Auf der sandigen Fläche legten wir aus Schneckenhäusern und Muschelschalen einen Pfeil, der auf die Dünen und die dahinter liegenden Bäume zeigte.
„Und nun?“, fragte Nase. „Wenn ich einen von Euch treffe, dann sage ich ihm, dass er am Ufer bis zu dem großen Pfeil aus Muscheln entlang gehen soll. Dort kann er abbiegen und in Richtung Wäldchen gehen. Und irgendwo unterwegs riecht er Dich dann!“ „Nö“, meinte Nase, „so gut wie ich riecht keiner!“ Die Aussage war ja hintersinnig, dachte ich. Der kleine Kerl schien nach gar nichts zu duften. Er meinte bestimmt, „So gut wie ich kann keiner riechen!“ Ich sagte es aber nicht, weil alle behaupten, ich wolle immer ALLES besser wissen. Aber das stimmt nicht. Und überhaupt, von Rechteckern habe ich auch noch nichts gehört. Also sagte ich zu Nase nur: „Aber Du wirst ihn dann ja bestimmt riechen!“ Ich wollte weiter, zum einen bekam ich langsam Hunger und Durst, zum anderen wurde ich schon ein wenig müde. Wir verabschiedeten uns voneinander und Nase ging genau in die Richtung, die der Pfeil anzeigte.

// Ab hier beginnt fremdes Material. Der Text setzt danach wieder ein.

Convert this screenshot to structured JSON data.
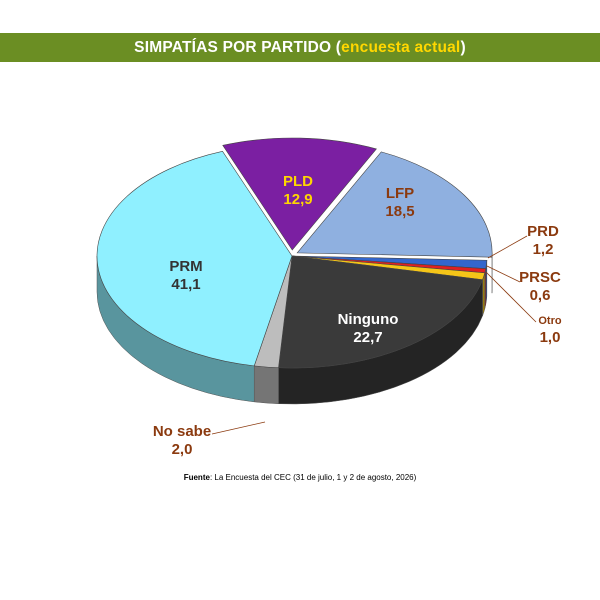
{
  "title": {
    "main": "SIMPATÍAS POR PARTIDO (",
    "highlight": "encuesta actual",
    "close": ")"
  },
  "source": {
    "label": "Fuente",
    "text": ": La Encuesta del CEC (31 de julio, 1 y 2 de agosto, 2026)"
  },
  "chart_data": {
    "type": "pie",
    "title": "SIMPATÍAS POR PARTIDO (encuesta actual)",
    "style": "3d-exploded",
    "slices": [
      {
        "label": "PLD",
        "value_text": "12,9",
        "value": 12.9,
        "color": "#7b1fa2",
        "text_color": "#ffd700"
      },
      {
        "label": "LFP",
        "value_text": "18,5",
        "value": 18.5,
        "color": "#8fb0e0",
        "text_color": "#8b3a0f"
      },
      {
        "label": "PRD",
        "value_text": "1,2",
        "value": 1.2,
        "color": "#3366cc",
        "text_color": "#8b3a0f"
      },
      {
        "label": "PRSC",
        "value_text": "0,6",
        "value": 0.6,
        "color": "#e02020",
        "text_color": "#8b3a0f"
      },
      {
        "label": "Otro",
        "value_text": "1,0",
        "value": 1.0,
        "color": "#f5c518",
        "text_color": "#8b3a0f"
      },
      {
        "label": "Ninguno",
        "value_text": "22,7",
        "value": 22.7,
        "color": "#3a3a3a",
        "text_color": "#ffffff"
      },
      {
        "label": "No sabe",
        "value_text": "2,0",
        "value": 2.0,
        "color": "#bdbdbd",
        "text_color": "#8b3a0f"
      },
      {
        "label": "PRM",
        "value_text": "41,1",
        "value": 41.1,
        "color": "#8ff0ff",
        "text_color": "#333333"
      }
    ]
  }
}
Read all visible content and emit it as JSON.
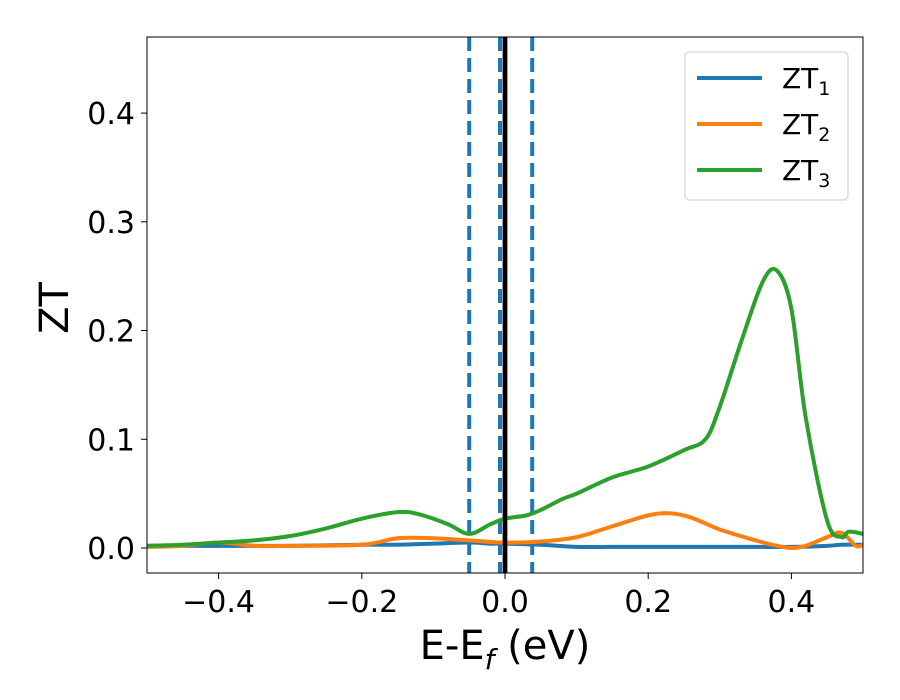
{
  "chart_data": {
    "type": "line",
    "title": "",
    "xlabel_main": "E-E",
    "xlabel_sub": "f",
    "xlabel_rest": " (eV)",
    "ylabel": "ZT",
    "xlim": [
      -0.5,
      0.5
    ],
    "ylim": [
      -0.023,
      0.47
    ],
    "xticks": [
      -0.4,
      -0.2,
      0.0,
      0.2,
      0.4
    ],
    "xtick_labels": [
      "−0.4",
      "−0.2",
      "0.0",
      "0.2",
      "0.4"
    ],
    "yticks": [
      0.0,
      0.1,
      0.2,
      0.3,
      0.4
    ],
    "ytick_labels": [
      "0.0",
      "0.1",
      "0.2",
      "0.3",
      "0.4"
    ],
    "grid": false,
    "legend_position": "top-right",
    "series": [
      {
        "name_main": "ZT",
        "name_sub": "1",
        "color": "#1f77b4",
        "x": [
          -0.5,
          -0.4,
          -0.3,
          -0.2,
          -0.15,
          -0.1,
          -0.05,
          -0.02,
          0.0,
          0.05,
          0.1,
          0.15,
          0.2,
          0.25,
          0.3,
          0.35,
          0.4,
          0.45,
          0.47,
          0.5
        ],
        "y": [
          0.002,
          0.002,
          0.002,
          0.003,
          0.003,
          0.004,
          0.005,
          0.004,
          0.004,
          0.003,
          0.001,
          0.001,
          0.001,
          0.001,
          0.001,
          0.001,
          0.001,
          0.002,
          0.003,
          0.003
        ]
      },
      {
        "name_main": "ZT",
        "name_sub": "2",
        "color": "#ff7f0e",
        "x": [
          -0.5,
          -0.45,
          -0.4,
          -0.35,
          -0.3,
          -0.2,
          -0.15,
          -0.1,
          -0.05,
          0.0,
          0.05,
          0.1,
          0.15,
          0.2,
          0.23,
          0.26,
          0.3,
          0.35,
          0.38,
          0.4,
          0.42,
          0.45,
          0.47,
          0.49,
          0.5
        ],
        "y": [
          0.001,
          0.002,
          0.005,
          0.002,
          0.002,
          0.003,
          0.009,
          0.009,
          0.007,
          0.005,
          0.006,
          0.01,
          0.02,
          0.03,
          0.032,
          0.028,
          0.017,
          0.007,
          0.002,
          0.0,
          0.002,
          0.01,
          0.014,
          0.002,
          0.003
        ]
      },
      {
        "name_main": "ZT",
        "name_sub": "3",
        "color": "#2ca02c",
        "x": [
          -0.5,
          -0.45,
          -0.4,
          -0.35,
          -0.3,
          -0.25,
          -0.2,
          -0.15,
          -0.12,
          -0.08,
          -0.05,
          -0.02,
          0.0,
          0.03,
          0.05,
          0.08,
          0.1,
          0.15,
          0.2,
          0.25,
          0.28,
          0.3,
          0.33,
          0.36,
          0.38,
          0.4,
          0.42,
          0.45,
          0.47,
          0.48,
          0.5
        ],
        "y": [
          0.002,
          0.003,
          0.005,
          0.007,
          0.011,
          0.018,
          0.027,
          0.033,
          0.031,
          0.022,
          0.013,
          0.022,
          0.027,
          0.03,
          0.035,
          0.045,
          0.05,
          0.065,
          0.075,
          0.09,
          0.1,
          0.13,
          0.19,
          0.245,
          0.255,
          0.22,
          0.12,
          0.025,
          0.01,
          0.015,
          0.013
        ]
      }
    ],
    "vlines": [
      {
        "x": -0.05,
        "style": "dashed",
        "color": "#1f77b4"
      },
      {
        "x": -0.007,
        "style": "dashed",
        "color": "#1f77b4"
      },
      {
        "x": 0.038,
        "style": "dashed",
        "color": "#1f77b4"
      },
      {
        "x": 0.0,
        "style": "solid",
        "color": "#000000"
      }
    ]
  }
}
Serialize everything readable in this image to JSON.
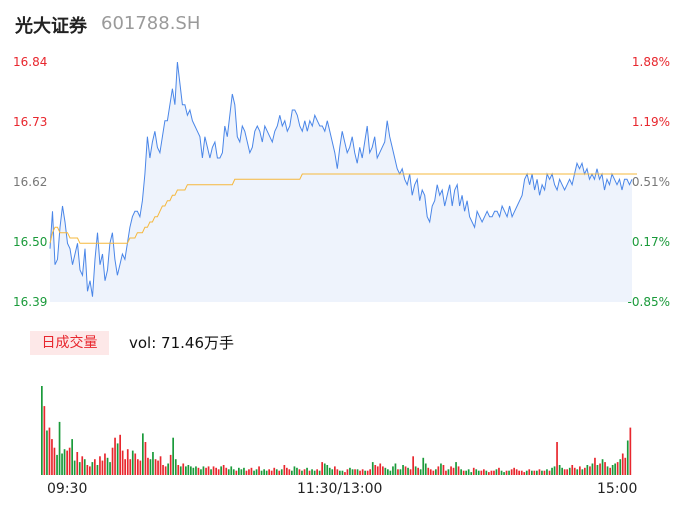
{
  "header": {
    "name": "光大证券",
    "code": "601788.SH"
  },
  "volume_panel": {
    "tag": "日成交量",
    "vol_label": "vol: 71.46万手"
  },
  "colors": {
    "price_line": "#4a86e8",
    "avg_line": "#f5b83d",
    "up": "#e8272e",
    "down": "#1a9a3a",
    "flat": "#777777",
    "area_fill": "#eef3fc"
  },
  "chart_data": [
    {
      "type": "line",
      "title": "",
      "x_ticks": [
        "09:30",
        "11:30/13:00",
        "15:00"
      ],
      "y_ticks_price": [
        "16.84",
        "16.73",
        "16.62",
        "16.50",
        "16.39"
      ],
      "y_ticks_pct": [
        "1.88%",
        "1.19%",
        "0.51%",
        "-0.17%",
        "-0.85%"
      ],
      "ylim": [
        16.39,
        16.84
      ],
      "prev_close": 16.53,
      "series": [
        {
          "values": [
            16.49,
            16.56,
            16.46,
            16.47,
            16.53,
            16.57,
            16.54,
            16.5,
            16.49,
            16.46,
            16.48,
            16.5,
            16.45,
            16.44,
            16.49,
            16.41,
            16.43,
            16.4,
            16.47,
            16.52,
            16.46,
            16.48,
            16.43,
            16.45,
            16.5,
            16.52,
            16.47,
            16.44,
            16.46,
            16.48,
            16.47,
            16.5,
            16.53,
            16.55,
            16.56,
            16.56,
            16.55,
            16.58,
            16.63,
            16.7,
            16.66,
            16.69,
            16.71,
            16.68,
            16.67,
            16.7,
            16.73,
            16.73,
            16.76,
            16.79,
            16.76,
            16.84,
            16.8,
            16.76,
            16.76,
            16.74,
            16.75,
            16.73,
            16.72,
            16.71,
            16.7,
            16.66,
            16.7,
            16.68,
            16.66,
            16.68,
            16.69,
            16.66,
            16.66,
            16.67,
            16.72,
            16.7,
            16.74,
            16.78,
            16.76,
            16.7,
            16.69,
            16.72,
            16.71,
            16.69,
            16.67,
            16.68,
            16.71,
            16.72,
            16.71,
            16.69,
            16.72,
            16.71,
            16.7,
            16.69,
            16.71,
            16.72,
            16.74,
            16.72,
            16.73,
            16.71,
            16.72,
            16.75,
            16.75,
            16.74,
            16.72,
            16.71,
            16.73,
            16.71,
            16.73,
            16.72,
            16.74,
            16.73,
            16.72,
            16.72,
            16.71,
            16.73,
            16.71,
            16.69,
            16.67,
            16.64,
            16.68,
            16.71,
            16.69,
            16.67,
            16.68,
            16.7,
            16.67,
            16.65,
            16.68,
            16.66,
            16.69,
            16.72,
            16.67,
            16.68,
            16.7,
            16.66,
            16.67,
            16.68,
            16.69,
            16.73,
            16.7,
            16.68,
            16.66,
            16.64,
            16.63,
            16.64,
            16.62,
            16.61,
            16.63,
            16.59,
            16.61,
            16.62,
            16.58,
            16.6,
            16.59,
            16.55,
            16.54,
            16.57,
            16.58,
            16.61,
            16.59,
            16.6,
            16.57,
            16.59,
            16.61,
            16.57,
            16.6,
            16.61,
            16.57,
            16.59,
            16.56,
            16.58,
            16.55,
            16.54,
            16.53,
            16.56,
            16.55,
            16.54,
            16.55,
            16.56,
            16.55,
            16.55,
            16.56,
            16.56,
            16.55,
            16.57,
            16.56,
            16.55,
            16.57,
            16.55,
            16.56,
            16.57,
            16.58,
            16.59,
            16.62,
            16.63,
            16.61,
            16.63,
            16.6,
            16.62,
            16.59,
            16.61,
            16.6,
            16.63,
            16.62,
            16.63,
            16.61,
            16.6,
            16.62,
            16.61,
            16.6,
            16.61,
            16.62,
            16.61,
            16.63,
            16.65,
            16.64,
            16.65,
            16.63,
            16.64,
            16.62,
            16.63,
            16.62,
            16.64,
            16.62,
            16.63,
            16.6,
            16.62,
            16.61,
            16.63,
            16.62,
            16.61,
            16.62,
            16.6,
            16.62,
            16.62,
            16.61,
            16.62
          ]
        },
        {
          "values": [
            16.5,
            16.52,
            16.53,
            16.53,
            16.52,
            16.52,
            16.52,
            16.52,
            16.51,
            16.51,
            16.51,
            16.51,
            16.5,
            16.5,
            16.5,
            16.5,
            16.5,
            16.5,
            16.5,
            16.5,
            16.5,
            16.5,
            16.5,
            16.5,
            16.5,
            16.5,
            16.5,
            16.5,
            16.5,
            16.5,
            16.5,
            16.5,
            16.51,
            16.51,
            16.51,
            16.52,
            16.52,
            16.52,
            16.53,
            16.53,
            16.54,
            16.54,
            16.55,
            16.55,
            16.56,
            16.57,
            16.57,
            16.58,
            16.58,
            16.59,
            16.59,
            16.6,
            16.6,
            16.6,
            16.6,
            16.61,
            16.61,
            16.61,
            16.61,
            16.61,
            16.61,
            16.61,
            16.61,
            16.61,
            16.61,
            16.61,
            16.61,
            16.61,
            16.61,
            16.61,
            16.61,
            16.61,
            16.61,
            16.61,
            16.62,
            16.62,
            16.62,
            16.62,
            16.62,
            16.62,
            16.62,
            16.62,
            16.62,
            16.62,
            16.62,
            16.62,
            16.62,
            16.62,
            16.62,
            16.62,
            16.62,
            16.62,
            16.62,
            16.62,
            16.62,
            16.62,
            16.62,
            16.62,
            16.62,
            16.62,
            16.62,
            16.63,
            16.63,
            16.63,
            16.63,
            16.63,
            16.63,
            16.63,
            16.63,
            16.63,
            16.63,
            16.63,
            16.63,
            16.63,
            16.63,
            16.63,
            16.63,
            16.63,
            16.63,
            16.63,
            16.63,
            16.63,
            16.63,
            16.63,
            16.63,
            16.63,
            16.63,
            16.63,
            16.63,
            16.63,
            16.63,
            16.63,
            16.63,
            16.63,
            16.63,
            16.63,
            16.63,
            16.63,
            16.63,
            16.63,
            16.63,
            16.63,
            16.63,
            16.63,
            16.63,
            16.63,
            16.63,
            16.63,
            16.63,
            16.63,
            16.63,
            16.63,
            16.63,
            16.63,
            16.63,
            16.63,
            16.63,
            16.63,
            16.63,
            16.63,
            16.63,
            16.63,
            16.63,
            16.63,
            16.63,
            16.63,
            16.63,
            16.63,
            16.63,
            16.63,
            16.63,
            16.63,
            16.63,
            16.63,
            16.63,
            16.63,
            16.63,
            16.63,
            16.63,
            16.63,
            16.63,
            16.63,
            16.63,
            16.63,
            16.63,
            16.63,
            16.63,
            16.63,
            16.63,
            16.63,
            16.63,
            16.63,
            16.63,
            16.63,
            16.63,
            16.63,
            16.63,
            16.63,
            16.63,
            16.63,
            16.63,
            16.63,
            16.63,
            16.63,
            16.63,
            16.63,
            16.63,
            16.63,
            16.63,
            16.63,
            16.63,
            16.63,
            16.63,
            16.63,
            16.63,
            16.63,
            16.63,
            16.63,
            16.63,
            16.63,
            16.63,
            16.63,
            16.63,
            16.63,
            16.63,
            16.63,
            16.63,
            16.63,
            16.63,
            16.63,
            16.63,
            16.63,
            16.63,
            16.63,
            16.63,
            16.63
          ]
        }
      ]
    },
    {
      "type": "bar",
      "title": "",
      "unit": "万手",
      "values": [
        6.2,
        4.8,
        3.1,
        3.3,
        2.5,
        1.9,
        1.4,
        3.7,
        1.5,
        1.8,
        1.7,
        1.9,
        2.5,
        1.0,
        1.6,
        0.9,
        1.3,
        1.1,
        0.7,
        0.6,
        0.9,
        1.1,
        0.7,
        1.3,
        1.0,
        1.5,
        1.2,
        0.9,
        1.9,
        2.6,
        2.2,
        2.8,
        1.7,
        1.1,
        1.8,
        1.1,
        1.7,
        1.5,
        1.1,
        1.0,
        2.9,
        2.3,
        1.2,
        1.1,
        1.6,
        1.1,
        1.0,
        1.3,
        0.7,
        0.6,
        0.8,
        1.4,
        2.6,
        1.1,
        0.7,
        0.6,
        0.8,
        0.6,
        0.7,
        0.6,
        0.5,
        0.6,
        0.5,
        0.4,
        0.6,
        0.5,
        0.6,
        0.4,
        0.6,
        0.5,
        0.4,
        0.6,
        0.7,
        0.5,
        0.4,
        0.6,
        0.4,
        0.3,
        0.5,
        0.4,
        0.5,
        0.3,
        0.4,
        0.5,
        0.3,
        0.4,
        0.6,
        0.3,
        0.4,
        0.3,
        0.4,
        0.3,
        0.5,
        0.4,
        0.3,
        0.4,
        0.7,
        0.5,
        0.4,
        0.3,
        0.6,
        0.5,
        0.4,
        0.3,
        0.4,
        0.5,
        0.3,
        0.4,
        0.3,
        0.4,
        0.3,
        0.9,
        0.8,
        0.7,
        0.5,
        0.4,
        0.6,
        0.4,
        0.3,
        0.3,
        0.2,
        0.4,
        0.5,
        0.4,
        0.4,
        0.4,
        0.3,
        0.4,
        0.3,
        0.3,
        0.4,
        0.9,
        0.7,
        0.6,
        0.8,
        0.6,
        0.5,
        0.4,
        0.3,
        0.6,
        0.8,
        0.4,
        0.4,
        0.7,
        0.6,
        0.5,
        0.4,
        1.3,
        0.6,
        0.5,
        0.4,
        1.2,
        0.8,
        0.5,
        0.4,
        0.3,
        0.4,
        0.6,
        0.8,
        0.7,
        0.3,
        0.4,
        0.6,
        0.5,
        0.9,
        0.6,
        0.4,
        0.3,
        0.3,
        0.4,
        0.2,
        0.5,
        0.4,
        0.3,
        0.3,
        0.4,
        0.3,
        0.2,
        0.3,
        0.3,
        0.4,
        0.5,
        0.3,
        0.2,
        0.3,
        0.3,
        0.4,
        0.5,
        0.4,
        0.3,
        0.3,
        0.2,
        0.3,
        0.4,
        0.3,
        0.3,
        0.3,
        0.4,
        0.3,
        0.3,
        0.4,
        0.3,
        0.5,
        0.6,
        2.3,
        0.7,
        0.5,
        0.4,
        0.4,
        0.5,
        0.7,
        0.5,
        0.4,
        0.6,
        0.4,
        0.5,
        0.7,
        0.6,
        0.8,
        1.2,
        0.7,
        0.8,
        1.1,
        0.9,
        0.6,
        0.5,
        0.7,
        0.8,
        0.9,
        1.1,
        1.5,
        1.2,
        2.4,
        3.3
      ]
    }
  ]
}
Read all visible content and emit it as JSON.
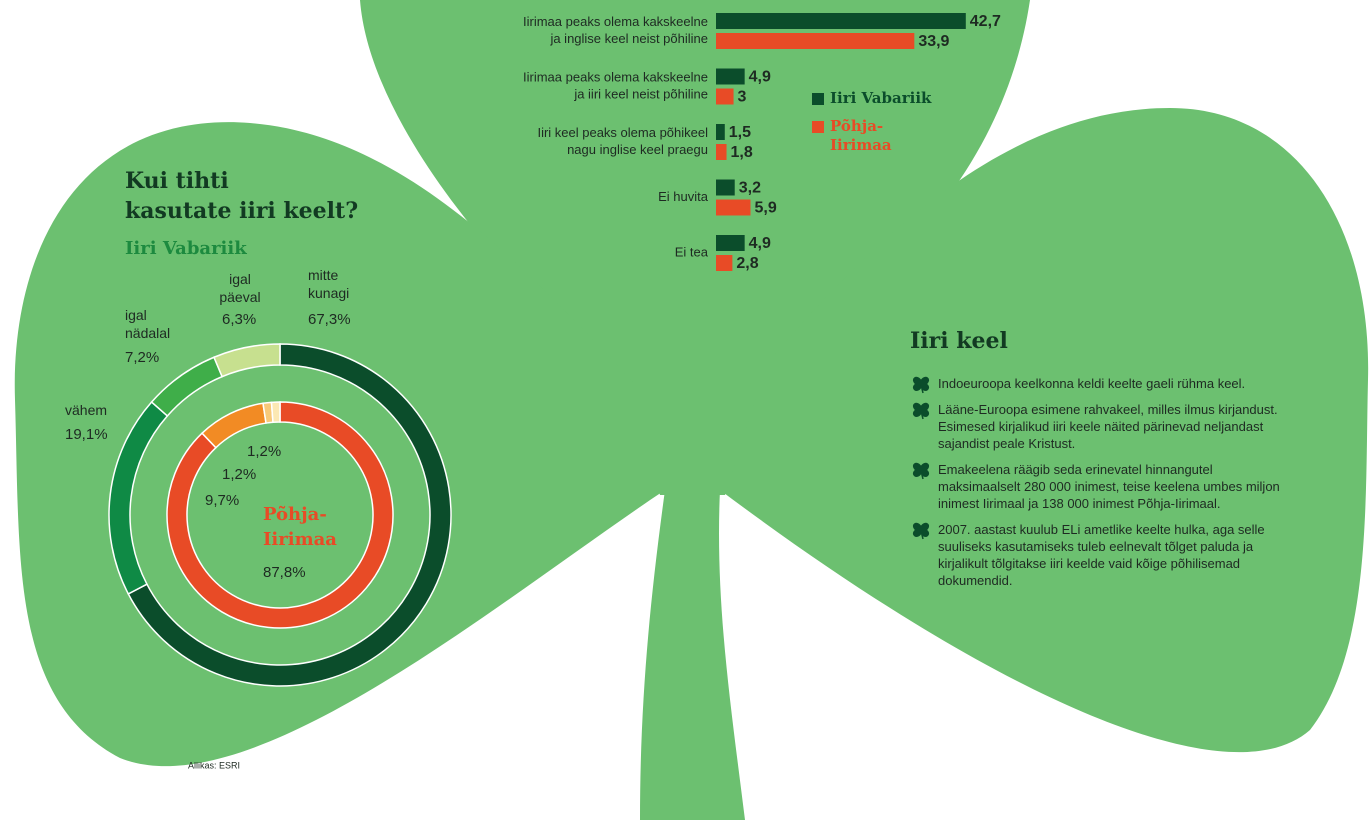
{
  "chart_data": [
    {
      "type": "bar",
      "orientation": "horizontal",
      "categories": [
        [
          "Iirimaa peaks olema kakskeelne",
          "ja inglise keel neist põhiline"
        ],
        [
          "Iirimaa peaks olema kakskeelne",
          "ja iiri keel neist põhiline"
        ],
        [
          "Iiri keel peaks olema põhikeel",
          "nagu inglise keel praegu"
        ],
        [
          "Ei huvita"
        ],
        [
          "Ei tea"
        ]
      ],
      "series": [
        {
          "name": "Iiri Vabariik",
          "color": "#0b4d2b",
          "values": [
            42.7,
            4.9,
            1.5,
            3.2,
            4.9
          ],
          "value_labels": [
            "42,7",
            "4,9",
            "1,5",
            "3,2",
            "4,9"
          ]
        },
        {
          "name": "Põhja-Iirimaa",
          "color": "#e84b26",
          "values": [
            33.9,
            3,
            1.8,
            5.9,
            2.8
          ],
          "value_labels": [
            "33,9",
            "3",
            "1,8",
            "5,9",
            "2,8"
          ]
        }
      ],
      "legend": "right"
    },
    {
      "type": "donut",
      "title": [
        "Kui tihti",
        "kasutate iiri keelt?"
      ],
      "categories": [
        "mitte kunagi",
        "vähem",
        "igal nädalal",
        "igal päeval"
      ],
      "series": [
        {
          "name": "Iiri Vabariik",
          "color": "#1d8a3f",
          "colors": [
            "#0b4d2b",
            "#0f8a45",
            "#3fae49",
            "#c7e08f"
          ],
          "values": [
            67.3,
            19.1,
            7.2,
            6.3
          ],
          "value_labels": [
            "67,3%",
            "19,1%",
            "7,2%",
            "6,3%"
          ]
        },
        {
          "name": "Põhja-Iirimaa",
          "color": "#e84b26",
          "colors": [
            "#e84b26",
            "#f28b24",
            "#f7c97a",
            "#fbe8b3"
          ],
          "values": [
            87.8,
            9.7,
            1.2,
            1.2
          ],
          "value_labels": [
            "87,8%",
            "9,7%",
            "1,2%",
            "1,2%"
          ]
        }
      ],
      "source": "Allikas: ESRI"
    }
  ],
  "info": {
    "title": "Iiri keel",
    "items": [
      "Indoeuroopa keelkonna keldi keelte gaeli rühma keel.",
      "Lääne-Euroopa esimene rahvakeel, milles ilmus kirjandust. Esimesed kirjalikud iiri keele näited pärinevad neljandast sajandist peale Kristust.",
      "Emakeelena räägib seda erinevatel hinnangutel maksimaalselt 280 000 inimest, teise keelena umbes miljon inimest Iirimaal ja 138 000 inimest Põhja-Iirimaal.",
      "2007. aastast kuulub ELi ametlike keelte hulka, aga selle suuliseks kasutamiseks tuleb eelnevalt tõlget paluda ja kirjalikult tõlgitakse iiri keelde vaid kõige põhilisemad dokumendid."
    ]
  }
}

Ich spazierte langsam am Flutsaum entlang und hielt lange Ausschau nach Rechteckern. Ich haderte auch ein wenig mit mir: Wieso war ich nicht auf die Idee gekommen, mich nach der Anzahl der Vermissten zu erkundigen? Warum hatte ich denn nicht gefragt, wie die anderen aussehen? Auch Nase war ja genau genommen kein Rechteck, er hatte zwar sechs Seiten, die ungefähr Rechtecke waren, aber wenn ich seine Form beschreiben sollte, dann würde ich wohl Quader verwenden.
Immer weitere Fragen kamen mir in den Sinn. Ich musste mir einen Ruck geben, damit ich wieder Meer, Himmel, Strand, Wind und Muscheln wahrnahm und genießen konnte. Nach ein paar Schritten waren Nase und seine anderen Kumpel nicht mehr wichtig.
Stattdessen nahmen Hunger und Durst zu, auch die Schläfrigkeit. Ich beschloss, nur noch bis zur nächsten Biegung der Küste am Strand zu bleiben.